Key critical skills required for this role include:
- A large part of this role will be On-going support and enhancement to Warehouse, Reporting, Information management and its design, Dashboard Creation, Maintenance, Automation, Data Set Curation, Data Set Transformation.
- Given the high exposure to Data, Reporting, Warehouses, Dashboards, this role will be governed by Service Level Agreements and will be responsible for adherence to Data Standards, and Timelines.
- Delivering in-sights to enable earlier, faster, smarter decisions. This will rely on some Stake-holder management, partnership, building relationships. Another key factor will be the ability to present and articulate a value proposition.
- Act as a data/technical expert for warehouses and tools used within the department, providing, support to colleagues.
- Provide guidance to the rest of the team on all issues relating to data sources.
- Through extensive knowledge of python, pyspark and/or SQL, provide guidance to other team members on all aspects of coding, including efficiency and effectiveness.
- Be a Subject Matter Expert, and support colleagues in other appropriate teams by sharing knowledge & best practices in coding and data.

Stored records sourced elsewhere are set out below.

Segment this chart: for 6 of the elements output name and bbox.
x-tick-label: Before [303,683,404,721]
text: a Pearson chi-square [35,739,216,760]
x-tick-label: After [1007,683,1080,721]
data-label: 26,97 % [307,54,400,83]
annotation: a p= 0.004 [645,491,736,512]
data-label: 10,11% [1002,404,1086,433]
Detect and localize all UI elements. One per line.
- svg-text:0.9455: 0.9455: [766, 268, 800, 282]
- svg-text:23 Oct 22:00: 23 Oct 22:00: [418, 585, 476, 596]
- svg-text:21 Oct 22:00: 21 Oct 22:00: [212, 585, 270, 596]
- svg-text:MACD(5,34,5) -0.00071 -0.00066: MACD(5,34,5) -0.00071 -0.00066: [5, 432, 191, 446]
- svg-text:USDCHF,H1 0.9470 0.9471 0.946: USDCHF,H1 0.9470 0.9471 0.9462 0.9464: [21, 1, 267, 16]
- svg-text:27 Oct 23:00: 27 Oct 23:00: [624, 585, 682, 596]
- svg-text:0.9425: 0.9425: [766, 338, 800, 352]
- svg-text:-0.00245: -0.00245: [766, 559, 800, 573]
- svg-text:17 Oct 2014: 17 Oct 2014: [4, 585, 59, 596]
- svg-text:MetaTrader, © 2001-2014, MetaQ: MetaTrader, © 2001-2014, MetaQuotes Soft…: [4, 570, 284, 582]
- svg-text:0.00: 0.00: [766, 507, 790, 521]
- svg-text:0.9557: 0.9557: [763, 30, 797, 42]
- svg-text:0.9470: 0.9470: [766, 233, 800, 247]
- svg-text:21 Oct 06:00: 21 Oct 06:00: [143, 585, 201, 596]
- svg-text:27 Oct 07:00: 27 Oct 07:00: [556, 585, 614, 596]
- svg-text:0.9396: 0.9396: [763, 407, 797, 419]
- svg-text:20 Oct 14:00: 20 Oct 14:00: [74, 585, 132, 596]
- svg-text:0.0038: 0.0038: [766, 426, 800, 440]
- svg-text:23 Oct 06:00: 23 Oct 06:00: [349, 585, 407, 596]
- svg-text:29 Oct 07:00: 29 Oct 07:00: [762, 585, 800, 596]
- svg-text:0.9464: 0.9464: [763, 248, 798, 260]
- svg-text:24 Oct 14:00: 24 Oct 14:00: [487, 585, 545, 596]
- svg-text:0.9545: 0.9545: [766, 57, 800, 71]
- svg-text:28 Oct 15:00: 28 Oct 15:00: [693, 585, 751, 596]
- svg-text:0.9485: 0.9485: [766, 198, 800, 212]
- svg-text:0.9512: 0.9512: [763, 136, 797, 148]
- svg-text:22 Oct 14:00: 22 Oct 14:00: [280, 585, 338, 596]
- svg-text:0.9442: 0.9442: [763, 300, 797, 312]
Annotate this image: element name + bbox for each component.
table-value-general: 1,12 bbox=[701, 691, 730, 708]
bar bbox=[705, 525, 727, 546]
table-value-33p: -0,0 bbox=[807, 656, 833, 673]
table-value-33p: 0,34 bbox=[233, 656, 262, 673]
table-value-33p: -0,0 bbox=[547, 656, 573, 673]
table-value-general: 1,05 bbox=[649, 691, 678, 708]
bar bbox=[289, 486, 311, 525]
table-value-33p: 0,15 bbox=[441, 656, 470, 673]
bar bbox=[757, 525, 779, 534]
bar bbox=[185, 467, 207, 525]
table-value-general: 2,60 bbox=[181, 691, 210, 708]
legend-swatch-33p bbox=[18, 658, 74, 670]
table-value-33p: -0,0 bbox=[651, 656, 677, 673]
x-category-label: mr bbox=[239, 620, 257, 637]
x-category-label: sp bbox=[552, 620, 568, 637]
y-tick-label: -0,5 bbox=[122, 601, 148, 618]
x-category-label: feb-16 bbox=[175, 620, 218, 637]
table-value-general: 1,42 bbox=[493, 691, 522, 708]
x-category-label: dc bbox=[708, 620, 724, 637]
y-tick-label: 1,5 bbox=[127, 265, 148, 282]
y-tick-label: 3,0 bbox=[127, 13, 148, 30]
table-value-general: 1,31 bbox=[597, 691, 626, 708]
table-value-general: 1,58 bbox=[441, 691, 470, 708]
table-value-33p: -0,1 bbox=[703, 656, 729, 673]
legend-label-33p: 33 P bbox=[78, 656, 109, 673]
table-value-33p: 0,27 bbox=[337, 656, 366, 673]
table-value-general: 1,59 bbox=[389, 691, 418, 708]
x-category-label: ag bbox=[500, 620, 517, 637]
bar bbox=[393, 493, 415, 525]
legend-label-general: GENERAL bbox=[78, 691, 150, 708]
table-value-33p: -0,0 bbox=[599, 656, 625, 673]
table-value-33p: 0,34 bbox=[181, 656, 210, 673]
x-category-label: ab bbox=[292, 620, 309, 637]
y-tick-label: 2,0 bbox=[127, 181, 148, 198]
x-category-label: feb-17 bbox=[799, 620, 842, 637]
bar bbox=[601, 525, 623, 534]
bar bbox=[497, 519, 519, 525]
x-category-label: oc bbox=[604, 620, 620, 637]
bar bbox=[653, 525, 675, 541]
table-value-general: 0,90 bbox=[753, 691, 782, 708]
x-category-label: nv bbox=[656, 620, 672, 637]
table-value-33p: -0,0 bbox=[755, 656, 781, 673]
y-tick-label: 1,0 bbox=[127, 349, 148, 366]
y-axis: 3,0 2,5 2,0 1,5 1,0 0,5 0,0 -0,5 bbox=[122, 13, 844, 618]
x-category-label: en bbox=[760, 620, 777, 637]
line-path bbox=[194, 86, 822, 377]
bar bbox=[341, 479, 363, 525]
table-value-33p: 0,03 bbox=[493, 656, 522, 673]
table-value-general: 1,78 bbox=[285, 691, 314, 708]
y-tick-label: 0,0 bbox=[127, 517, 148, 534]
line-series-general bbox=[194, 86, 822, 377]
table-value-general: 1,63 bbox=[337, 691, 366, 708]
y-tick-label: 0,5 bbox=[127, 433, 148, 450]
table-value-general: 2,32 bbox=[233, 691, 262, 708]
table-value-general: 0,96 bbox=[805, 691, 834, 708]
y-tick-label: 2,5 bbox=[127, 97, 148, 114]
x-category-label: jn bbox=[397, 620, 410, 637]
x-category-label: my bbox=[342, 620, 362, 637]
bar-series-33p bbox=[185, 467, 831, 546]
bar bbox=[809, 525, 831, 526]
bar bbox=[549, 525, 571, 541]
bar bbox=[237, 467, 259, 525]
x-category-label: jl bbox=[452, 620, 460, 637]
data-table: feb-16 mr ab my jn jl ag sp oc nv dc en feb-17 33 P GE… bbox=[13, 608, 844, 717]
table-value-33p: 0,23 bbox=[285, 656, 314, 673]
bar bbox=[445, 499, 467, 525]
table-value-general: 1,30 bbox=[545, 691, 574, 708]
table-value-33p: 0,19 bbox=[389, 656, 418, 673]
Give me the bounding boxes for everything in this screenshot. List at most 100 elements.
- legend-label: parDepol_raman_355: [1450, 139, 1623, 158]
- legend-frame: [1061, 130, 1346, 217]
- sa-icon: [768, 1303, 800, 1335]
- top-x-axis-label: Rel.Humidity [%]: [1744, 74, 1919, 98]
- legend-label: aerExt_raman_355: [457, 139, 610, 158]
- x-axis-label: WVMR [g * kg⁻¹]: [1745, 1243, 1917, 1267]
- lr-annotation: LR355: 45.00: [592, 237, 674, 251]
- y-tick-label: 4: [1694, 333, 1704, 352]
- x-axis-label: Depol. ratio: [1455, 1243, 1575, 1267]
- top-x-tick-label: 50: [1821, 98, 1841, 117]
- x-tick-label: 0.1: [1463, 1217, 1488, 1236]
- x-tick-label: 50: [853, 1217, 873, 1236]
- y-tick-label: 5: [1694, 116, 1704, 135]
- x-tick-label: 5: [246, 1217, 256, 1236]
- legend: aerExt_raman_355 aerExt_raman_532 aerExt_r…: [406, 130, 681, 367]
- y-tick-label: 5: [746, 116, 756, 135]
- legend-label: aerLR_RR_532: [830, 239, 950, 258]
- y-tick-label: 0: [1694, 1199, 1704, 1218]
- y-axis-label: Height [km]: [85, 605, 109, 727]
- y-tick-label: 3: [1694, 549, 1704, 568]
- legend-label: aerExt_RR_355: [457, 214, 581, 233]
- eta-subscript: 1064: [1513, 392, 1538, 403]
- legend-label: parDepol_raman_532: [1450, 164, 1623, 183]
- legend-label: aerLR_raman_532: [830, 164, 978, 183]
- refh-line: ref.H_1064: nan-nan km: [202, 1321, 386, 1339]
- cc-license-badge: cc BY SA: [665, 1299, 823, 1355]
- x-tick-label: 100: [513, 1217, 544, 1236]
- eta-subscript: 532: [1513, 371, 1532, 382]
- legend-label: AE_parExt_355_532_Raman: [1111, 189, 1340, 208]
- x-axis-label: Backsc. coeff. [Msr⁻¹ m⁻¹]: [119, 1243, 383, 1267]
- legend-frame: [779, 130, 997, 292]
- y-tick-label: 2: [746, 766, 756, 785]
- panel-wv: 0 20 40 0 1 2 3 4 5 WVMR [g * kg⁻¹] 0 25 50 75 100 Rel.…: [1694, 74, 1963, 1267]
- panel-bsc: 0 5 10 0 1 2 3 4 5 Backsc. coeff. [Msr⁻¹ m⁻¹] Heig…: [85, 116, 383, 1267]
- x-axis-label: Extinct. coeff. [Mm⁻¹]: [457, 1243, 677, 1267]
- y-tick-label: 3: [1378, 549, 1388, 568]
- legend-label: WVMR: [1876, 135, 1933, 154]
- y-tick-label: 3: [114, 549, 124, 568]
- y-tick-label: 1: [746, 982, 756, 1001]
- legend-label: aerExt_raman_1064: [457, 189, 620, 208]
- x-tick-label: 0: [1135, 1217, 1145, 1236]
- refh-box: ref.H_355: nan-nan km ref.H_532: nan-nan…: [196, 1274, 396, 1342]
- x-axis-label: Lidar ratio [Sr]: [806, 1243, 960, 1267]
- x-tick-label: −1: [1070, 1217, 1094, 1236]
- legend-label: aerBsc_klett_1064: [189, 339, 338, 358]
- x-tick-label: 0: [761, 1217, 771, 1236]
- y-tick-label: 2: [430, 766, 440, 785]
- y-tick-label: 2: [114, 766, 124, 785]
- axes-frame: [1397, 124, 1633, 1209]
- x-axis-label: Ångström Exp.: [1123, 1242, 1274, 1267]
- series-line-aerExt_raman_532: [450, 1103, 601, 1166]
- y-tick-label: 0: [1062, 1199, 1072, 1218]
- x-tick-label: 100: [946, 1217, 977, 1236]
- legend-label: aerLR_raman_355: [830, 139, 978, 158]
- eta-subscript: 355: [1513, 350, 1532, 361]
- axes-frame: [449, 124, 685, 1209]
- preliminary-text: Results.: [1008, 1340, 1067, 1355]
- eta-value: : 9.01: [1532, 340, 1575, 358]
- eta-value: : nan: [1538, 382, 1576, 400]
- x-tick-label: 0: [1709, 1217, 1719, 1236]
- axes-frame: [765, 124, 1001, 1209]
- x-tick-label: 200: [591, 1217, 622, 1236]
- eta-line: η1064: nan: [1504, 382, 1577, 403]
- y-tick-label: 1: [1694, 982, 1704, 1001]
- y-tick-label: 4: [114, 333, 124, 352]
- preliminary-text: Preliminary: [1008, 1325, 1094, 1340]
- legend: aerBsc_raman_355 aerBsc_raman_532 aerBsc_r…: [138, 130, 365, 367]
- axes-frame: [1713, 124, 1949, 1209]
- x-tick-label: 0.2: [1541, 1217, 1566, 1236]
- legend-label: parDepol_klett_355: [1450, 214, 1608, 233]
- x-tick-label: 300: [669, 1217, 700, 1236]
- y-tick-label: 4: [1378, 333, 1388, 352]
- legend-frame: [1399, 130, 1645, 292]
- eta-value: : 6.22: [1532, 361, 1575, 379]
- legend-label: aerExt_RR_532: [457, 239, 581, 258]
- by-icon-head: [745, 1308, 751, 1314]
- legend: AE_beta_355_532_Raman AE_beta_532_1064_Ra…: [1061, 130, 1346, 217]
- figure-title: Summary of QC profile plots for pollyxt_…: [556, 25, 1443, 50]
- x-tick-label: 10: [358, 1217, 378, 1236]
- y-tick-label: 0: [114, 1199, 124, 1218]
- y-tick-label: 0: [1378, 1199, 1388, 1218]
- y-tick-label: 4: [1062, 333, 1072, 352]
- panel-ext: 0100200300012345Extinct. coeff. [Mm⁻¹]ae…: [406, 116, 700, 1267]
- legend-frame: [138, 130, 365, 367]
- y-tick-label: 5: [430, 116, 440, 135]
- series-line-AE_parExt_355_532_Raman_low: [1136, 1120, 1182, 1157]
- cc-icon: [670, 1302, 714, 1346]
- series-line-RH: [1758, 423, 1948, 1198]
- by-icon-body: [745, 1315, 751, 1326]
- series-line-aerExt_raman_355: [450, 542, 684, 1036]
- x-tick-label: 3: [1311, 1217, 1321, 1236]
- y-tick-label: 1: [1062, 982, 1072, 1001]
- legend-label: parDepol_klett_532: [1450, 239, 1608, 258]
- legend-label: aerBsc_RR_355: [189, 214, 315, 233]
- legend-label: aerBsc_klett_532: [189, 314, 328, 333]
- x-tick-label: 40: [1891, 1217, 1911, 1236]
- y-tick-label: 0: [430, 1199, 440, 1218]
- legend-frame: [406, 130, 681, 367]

- Currently this role is intended to be an Individual Contributor, however, this can evolve over time.
- Graduate in any discipline.
- Ability to work dedicated shifts in the range of 12 Noon IST to 12 AM IST.
- Minimum 6 Years experience in Data Science Domain (Analytics and Reporting).
- Ability to write and study and correct Python, SQL code is mandatory.
- Ability to work with Big Data.
You may be assessed on key essential skills relevant to succeed in role, such as strong knowledge on Python, SQL, Big Data, Power BI, Tableau strategic thinking as well as job-specific technical skills.
This role is based out of our Noida office.
Purpose of the role
To implement data quality process and procedures, ensuring that data is reliable and trustworthy, then extract actionable insights from it to help the organisation improve its operation, and optimise resources.
Accountabilities
- Investigation and analysis of data issues related to quality, lineage, controls, and authoritative source identification.
- Execution of data cleansing and transformation tasks to prepare data for analysis.
- Designing and building data pipelines to automate data movement and processing.
- Development and application of advanced analytical techniques, including machine learning and AI, to solve complex business problems.
- Documentation of data quality findings and recommendations for improvement.